Meta Platforms, Inc. (NASDAQ: META) recently unveiled its third-quarter earnings, surpassing both revenue and earnings estimates. Meta’s core operations revolve around its suite of platforms like Facebook, Instagram, and WhatsApp. And those apps continue to carry the business, making up for losses in Reality Labs, the part of its business that’s focused on the metaverse.
The tech company reported Q3 earnings of $4.39 per share, exceeding Wall Street expectations of $3.63. And total revenue of $34.2 billion also beat analyst projections of $33.6 billion. This has happened even as the company’s Reality Labs business incurred an operating loss of $3.7 billion. The company recently unveiled its Quest 3 headset, indicating that Meta remains committed to growing its metaverse business despite the continual losses from the segment.

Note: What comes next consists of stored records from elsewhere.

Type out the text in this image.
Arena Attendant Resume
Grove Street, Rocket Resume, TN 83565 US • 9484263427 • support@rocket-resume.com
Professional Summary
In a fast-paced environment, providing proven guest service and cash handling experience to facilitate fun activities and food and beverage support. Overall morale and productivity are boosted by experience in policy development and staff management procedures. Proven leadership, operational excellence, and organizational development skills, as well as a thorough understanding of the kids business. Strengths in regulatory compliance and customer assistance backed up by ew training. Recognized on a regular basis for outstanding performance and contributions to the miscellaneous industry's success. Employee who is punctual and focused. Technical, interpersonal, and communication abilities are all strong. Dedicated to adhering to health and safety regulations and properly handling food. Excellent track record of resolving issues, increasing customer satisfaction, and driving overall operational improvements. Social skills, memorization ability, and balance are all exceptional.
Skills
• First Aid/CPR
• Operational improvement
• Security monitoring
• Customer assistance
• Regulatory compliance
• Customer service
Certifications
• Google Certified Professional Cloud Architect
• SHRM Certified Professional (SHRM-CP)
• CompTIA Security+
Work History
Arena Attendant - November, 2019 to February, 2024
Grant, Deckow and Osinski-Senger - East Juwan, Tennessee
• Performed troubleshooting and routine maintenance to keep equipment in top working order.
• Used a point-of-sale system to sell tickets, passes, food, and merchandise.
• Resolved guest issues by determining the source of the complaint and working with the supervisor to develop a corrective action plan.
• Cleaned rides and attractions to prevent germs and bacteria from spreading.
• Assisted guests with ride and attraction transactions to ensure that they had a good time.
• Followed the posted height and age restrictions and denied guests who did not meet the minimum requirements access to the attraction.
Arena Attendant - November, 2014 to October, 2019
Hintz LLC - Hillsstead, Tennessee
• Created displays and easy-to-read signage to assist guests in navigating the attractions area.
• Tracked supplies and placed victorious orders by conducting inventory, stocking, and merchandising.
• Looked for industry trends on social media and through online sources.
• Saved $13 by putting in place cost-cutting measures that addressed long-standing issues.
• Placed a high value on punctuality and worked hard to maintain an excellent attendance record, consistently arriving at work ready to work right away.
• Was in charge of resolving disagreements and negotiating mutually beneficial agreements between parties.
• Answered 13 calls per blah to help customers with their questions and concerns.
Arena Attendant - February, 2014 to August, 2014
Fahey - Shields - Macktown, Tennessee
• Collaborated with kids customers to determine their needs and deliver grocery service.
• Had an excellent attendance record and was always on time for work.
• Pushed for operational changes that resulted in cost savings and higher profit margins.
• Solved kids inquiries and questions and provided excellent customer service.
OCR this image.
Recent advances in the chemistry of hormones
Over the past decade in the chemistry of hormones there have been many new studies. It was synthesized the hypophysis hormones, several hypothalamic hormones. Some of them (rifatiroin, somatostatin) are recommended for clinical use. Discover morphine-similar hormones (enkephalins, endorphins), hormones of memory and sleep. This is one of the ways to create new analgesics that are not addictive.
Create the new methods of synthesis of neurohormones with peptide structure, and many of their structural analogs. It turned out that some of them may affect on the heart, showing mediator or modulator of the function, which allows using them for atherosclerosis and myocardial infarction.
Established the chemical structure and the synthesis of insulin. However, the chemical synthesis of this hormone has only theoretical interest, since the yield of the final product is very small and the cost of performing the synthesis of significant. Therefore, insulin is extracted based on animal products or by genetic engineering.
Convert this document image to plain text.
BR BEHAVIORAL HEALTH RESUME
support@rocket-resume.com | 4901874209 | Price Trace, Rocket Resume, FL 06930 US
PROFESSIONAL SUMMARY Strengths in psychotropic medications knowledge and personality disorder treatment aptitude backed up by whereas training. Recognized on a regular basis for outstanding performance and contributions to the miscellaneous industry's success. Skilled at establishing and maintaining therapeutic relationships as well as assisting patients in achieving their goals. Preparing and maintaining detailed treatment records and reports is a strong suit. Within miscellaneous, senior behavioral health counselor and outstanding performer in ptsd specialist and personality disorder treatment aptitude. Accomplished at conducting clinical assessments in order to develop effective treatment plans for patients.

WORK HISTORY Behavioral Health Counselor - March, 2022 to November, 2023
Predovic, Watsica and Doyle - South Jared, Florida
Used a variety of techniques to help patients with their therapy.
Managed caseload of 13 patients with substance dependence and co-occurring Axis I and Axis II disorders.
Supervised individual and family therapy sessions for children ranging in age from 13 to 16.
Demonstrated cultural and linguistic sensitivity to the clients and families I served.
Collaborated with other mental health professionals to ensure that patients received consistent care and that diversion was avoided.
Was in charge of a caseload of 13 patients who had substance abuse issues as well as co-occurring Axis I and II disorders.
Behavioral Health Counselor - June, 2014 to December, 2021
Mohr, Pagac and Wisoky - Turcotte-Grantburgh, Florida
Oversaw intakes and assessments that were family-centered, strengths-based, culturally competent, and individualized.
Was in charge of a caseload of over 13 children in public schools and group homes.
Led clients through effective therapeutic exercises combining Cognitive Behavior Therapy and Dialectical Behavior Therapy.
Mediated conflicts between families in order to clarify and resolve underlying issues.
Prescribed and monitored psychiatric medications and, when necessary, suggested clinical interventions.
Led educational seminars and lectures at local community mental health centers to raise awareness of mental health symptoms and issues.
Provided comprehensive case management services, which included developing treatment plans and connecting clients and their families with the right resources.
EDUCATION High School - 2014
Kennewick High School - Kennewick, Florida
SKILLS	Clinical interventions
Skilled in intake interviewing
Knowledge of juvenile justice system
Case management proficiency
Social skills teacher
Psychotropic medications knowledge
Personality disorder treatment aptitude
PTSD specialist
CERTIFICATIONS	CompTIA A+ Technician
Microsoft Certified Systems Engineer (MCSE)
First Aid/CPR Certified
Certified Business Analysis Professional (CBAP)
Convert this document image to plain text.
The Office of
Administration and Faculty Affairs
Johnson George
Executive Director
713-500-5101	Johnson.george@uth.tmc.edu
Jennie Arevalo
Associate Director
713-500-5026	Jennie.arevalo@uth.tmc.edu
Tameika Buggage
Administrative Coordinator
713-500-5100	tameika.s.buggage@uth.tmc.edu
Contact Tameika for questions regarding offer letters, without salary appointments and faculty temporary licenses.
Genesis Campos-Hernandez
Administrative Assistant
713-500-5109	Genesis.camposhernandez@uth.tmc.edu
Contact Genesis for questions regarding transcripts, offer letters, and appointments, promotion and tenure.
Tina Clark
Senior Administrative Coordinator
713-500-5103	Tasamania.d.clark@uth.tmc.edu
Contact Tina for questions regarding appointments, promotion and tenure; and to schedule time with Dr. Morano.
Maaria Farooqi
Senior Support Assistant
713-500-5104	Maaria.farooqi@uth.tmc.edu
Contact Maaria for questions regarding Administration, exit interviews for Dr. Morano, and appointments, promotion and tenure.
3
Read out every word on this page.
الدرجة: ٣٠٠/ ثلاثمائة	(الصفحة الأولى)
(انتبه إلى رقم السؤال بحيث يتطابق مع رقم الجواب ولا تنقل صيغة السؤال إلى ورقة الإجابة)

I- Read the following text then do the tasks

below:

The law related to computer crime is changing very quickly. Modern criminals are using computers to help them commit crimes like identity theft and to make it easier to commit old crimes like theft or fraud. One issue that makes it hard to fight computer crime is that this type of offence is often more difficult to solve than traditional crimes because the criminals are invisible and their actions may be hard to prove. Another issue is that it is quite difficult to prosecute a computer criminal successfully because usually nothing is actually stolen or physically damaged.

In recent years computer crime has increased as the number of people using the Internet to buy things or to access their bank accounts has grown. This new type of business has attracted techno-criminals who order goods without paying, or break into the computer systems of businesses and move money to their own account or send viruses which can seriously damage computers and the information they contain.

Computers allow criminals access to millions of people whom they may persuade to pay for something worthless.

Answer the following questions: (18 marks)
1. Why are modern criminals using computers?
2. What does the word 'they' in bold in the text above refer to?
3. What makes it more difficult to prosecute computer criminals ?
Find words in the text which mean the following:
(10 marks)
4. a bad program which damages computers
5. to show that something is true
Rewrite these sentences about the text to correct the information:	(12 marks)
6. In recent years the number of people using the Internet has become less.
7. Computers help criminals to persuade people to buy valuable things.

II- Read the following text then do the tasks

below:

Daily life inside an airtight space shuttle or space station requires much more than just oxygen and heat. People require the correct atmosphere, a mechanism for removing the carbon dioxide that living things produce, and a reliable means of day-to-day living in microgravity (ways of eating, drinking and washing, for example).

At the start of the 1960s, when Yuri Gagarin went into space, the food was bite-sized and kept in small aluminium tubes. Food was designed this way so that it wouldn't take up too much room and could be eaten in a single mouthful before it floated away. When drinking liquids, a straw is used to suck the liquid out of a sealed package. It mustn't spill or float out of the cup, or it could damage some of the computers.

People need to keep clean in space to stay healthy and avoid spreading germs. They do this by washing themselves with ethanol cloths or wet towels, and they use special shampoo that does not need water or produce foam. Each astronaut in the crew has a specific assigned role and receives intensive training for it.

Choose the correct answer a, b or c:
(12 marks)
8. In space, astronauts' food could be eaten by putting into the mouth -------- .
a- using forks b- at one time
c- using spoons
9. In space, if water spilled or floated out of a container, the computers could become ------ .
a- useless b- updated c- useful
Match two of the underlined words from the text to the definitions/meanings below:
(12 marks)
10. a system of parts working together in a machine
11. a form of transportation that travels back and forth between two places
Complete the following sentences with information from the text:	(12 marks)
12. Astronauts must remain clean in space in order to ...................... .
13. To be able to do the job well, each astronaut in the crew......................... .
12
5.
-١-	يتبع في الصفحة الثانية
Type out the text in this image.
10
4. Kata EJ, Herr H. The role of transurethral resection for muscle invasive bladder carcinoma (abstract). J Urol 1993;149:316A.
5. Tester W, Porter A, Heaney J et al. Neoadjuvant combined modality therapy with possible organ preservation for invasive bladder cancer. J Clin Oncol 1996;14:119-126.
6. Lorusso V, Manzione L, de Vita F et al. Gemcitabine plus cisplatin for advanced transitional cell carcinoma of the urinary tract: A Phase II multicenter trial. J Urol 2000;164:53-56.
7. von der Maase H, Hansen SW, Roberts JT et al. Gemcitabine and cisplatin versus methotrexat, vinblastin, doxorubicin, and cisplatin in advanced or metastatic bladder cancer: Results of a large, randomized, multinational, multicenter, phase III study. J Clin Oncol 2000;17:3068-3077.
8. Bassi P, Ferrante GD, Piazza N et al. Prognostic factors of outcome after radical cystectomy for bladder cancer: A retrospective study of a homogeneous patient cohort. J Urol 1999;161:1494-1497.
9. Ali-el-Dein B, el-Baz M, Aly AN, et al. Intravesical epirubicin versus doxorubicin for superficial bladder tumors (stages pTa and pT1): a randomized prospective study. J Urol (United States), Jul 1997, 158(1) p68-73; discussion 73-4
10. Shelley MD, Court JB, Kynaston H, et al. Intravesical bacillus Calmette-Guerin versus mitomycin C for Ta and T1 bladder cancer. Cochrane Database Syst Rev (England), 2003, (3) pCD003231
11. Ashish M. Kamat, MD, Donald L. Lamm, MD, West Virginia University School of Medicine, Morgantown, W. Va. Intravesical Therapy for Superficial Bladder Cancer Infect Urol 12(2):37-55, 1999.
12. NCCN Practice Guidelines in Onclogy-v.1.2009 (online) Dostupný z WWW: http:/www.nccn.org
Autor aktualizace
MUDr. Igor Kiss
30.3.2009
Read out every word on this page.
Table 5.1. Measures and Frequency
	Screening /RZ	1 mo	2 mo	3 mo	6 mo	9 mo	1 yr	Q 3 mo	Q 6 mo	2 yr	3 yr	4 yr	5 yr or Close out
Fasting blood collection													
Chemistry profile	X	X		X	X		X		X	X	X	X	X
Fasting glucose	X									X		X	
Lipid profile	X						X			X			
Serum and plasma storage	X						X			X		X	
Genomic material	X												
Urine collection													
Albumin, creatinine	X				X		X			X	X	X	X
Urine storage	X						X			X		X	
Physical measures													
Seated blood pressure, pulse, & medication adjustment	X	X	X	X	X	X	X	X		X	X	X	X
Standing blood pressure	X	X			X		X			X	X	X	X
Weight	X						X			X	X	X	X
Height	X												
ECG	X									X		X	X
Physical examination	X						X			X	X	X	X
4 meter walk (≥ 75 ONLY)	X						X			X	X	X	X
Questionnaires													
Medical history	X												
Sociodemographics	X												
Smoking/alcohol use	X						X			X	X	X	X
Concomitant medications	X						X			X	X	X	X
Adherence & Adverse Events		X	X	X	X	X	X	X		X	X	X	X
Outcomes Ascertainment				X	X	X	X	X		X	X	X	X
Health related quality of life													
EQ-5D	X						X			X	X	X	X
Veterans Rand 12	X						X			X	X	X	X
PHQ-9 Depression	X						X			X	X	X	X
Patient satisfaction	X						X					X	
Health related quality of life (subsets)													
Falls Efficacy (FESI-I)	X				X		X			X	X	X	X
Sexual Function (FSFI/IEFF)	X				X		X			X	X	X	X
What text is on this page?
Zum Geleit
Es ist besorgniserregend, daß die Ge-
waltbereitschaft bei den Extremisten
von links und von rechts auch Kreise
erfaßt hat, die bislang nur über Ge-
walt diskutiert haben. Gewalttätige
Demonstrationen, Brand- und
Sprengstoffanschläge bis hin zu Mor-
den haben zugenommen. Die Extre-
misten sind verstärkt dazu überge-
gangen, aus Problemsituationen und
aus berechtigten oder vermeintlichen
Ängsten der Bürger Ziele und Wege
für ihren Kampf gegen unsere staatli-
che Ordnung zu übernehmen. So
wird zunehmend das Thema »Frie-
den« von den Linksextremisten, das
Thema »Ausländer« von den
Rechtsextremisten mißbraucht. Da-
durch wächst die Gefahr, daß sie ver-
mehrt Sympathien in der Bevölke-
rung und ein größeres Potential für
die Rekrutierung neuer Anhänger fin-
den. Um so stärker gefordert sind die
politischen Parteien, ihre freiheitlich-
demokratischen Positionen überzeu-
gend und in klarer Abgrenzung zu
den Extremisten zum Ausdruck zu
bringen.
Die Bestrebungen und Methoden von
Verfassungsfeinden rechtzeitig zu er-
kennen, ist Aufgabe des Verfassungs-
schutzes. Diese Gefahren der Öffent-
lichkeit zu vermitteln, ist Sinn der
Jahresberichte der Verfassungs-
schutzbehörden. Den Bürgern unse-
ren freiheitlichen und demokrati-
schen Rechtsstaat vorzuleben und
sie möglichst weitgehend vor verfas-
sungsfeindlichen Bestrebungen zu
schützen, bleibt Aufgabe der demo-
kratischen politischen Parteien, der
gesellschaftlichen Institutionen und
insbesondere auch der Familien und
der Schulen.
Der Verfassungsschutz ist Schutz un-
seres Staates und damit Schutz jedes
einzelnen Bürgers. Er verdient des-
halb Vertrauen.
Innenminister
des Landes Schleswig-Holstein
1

Meta’s overall surge in earnings this past quarter can be attributed to a rebound in ad revenue and the cost-cutting measures initiated under Mark Zuckerberg’s “year of efficiency.” The company also recorded a 31% year-over-year increase in ad impressions, surpassing the projected 29.6%.
However, not all the news was great. The stock would ultimately fall after earnings due to a soft Q4 guidance. Susan Li, Meta’s CFO, cited geopolitical tensions as a potential factor for a softening ad market, emphasizing the uncertainty and volatility that may be ahead in upcoming months.
There are also legal challenges, with 42 attorneys general targeting Facebook and Instagram for allegedly creating addictive features aimed at children. While Meta has defended its stance, these lawsuits could pose significant headwinds in the future.
Year to date, Meta’s stock is up around 147%. But with some challenges ahead, it could be running out of steam. Investors should be cautious before taking a chance on Meta as this has been a volatile stock in the past few years.